Premium
Structured sparse logistic regression with application to lung cancer prediction using breath volatile biomarkers
Author(s) -
Zhang Xiaochen,
Zhang Qingzhao,
Wang Xiaofeng,
Ma Shuangge,
Fang Kuangnan
Publication year - 2019
Publication title -
statistics in medicine
Language(s) - English
Resource type - Journals
SCImago Journal Rank - 1.996
H-Index - 183
eISSN - 1097-0258
pISSN - 0277-6715
DOI - 10.1002/sim.8454
Subject(s) - logistic regression , minimax , lung cancer , computer science , lasso (programming language) , stability (learning theory) , group (periodic table) , mathematical optimization , mathematics , machine learning , medicine , chemistry , organic chemistry , world wide web
This article is motivated by a study of lung cancer prediction using breath volatile organic compound (VOC) biomarkers, where the challenge is that the predictors include not only high‐dimensional time‐dependent or functional VOC features but also the time‐independent clinical variables.

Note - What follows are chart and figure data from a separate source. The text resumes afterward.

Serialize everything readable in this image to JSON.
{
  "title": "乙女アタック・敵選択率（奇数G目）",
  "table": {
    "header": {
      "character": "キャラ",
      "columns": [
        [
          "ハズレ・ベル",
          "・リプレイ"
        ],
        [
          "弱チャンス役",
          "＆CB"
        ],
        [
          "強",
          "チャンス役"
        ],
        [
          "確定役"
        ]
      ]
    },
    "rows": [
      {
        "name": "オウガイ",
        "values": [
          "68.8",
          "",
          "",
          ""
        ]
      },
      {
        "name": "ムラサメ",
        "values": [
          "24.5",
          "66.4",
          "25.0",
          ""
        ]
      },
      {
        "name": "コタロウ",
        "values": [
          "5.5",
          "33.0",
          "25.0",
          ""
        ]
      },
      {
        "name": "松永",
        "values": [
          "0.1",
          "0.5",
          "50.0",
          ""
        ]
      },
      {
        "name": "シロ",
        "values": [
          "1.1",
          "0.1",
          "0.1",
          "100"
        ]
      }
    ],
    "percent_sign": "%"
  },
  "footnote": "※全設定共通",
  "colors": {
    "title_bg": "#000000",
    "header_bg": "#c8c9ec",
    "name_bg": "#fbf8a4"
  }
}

We consider a high‐dimensional logistic regression and propose two different penalties: group spline‐penalty or group smooth‐penalty to handle the group structures of the time‐dependent variables in the model. The new methods have the advantage for the situation where the model coefficients are sparse but change smoothly within the group, compared with other existing methods such as the group lasso and the group bridge approaches. Our methods are easy to implement since they can be turned into a group minimax concave penalty problem after certain transformations. We show that our fitting algorithm possesses the descent property and leads to attractive convergence properties. The simulation studies and the lung cancer application are performed to demonstrate the accuracy and stability of the proposed approaches.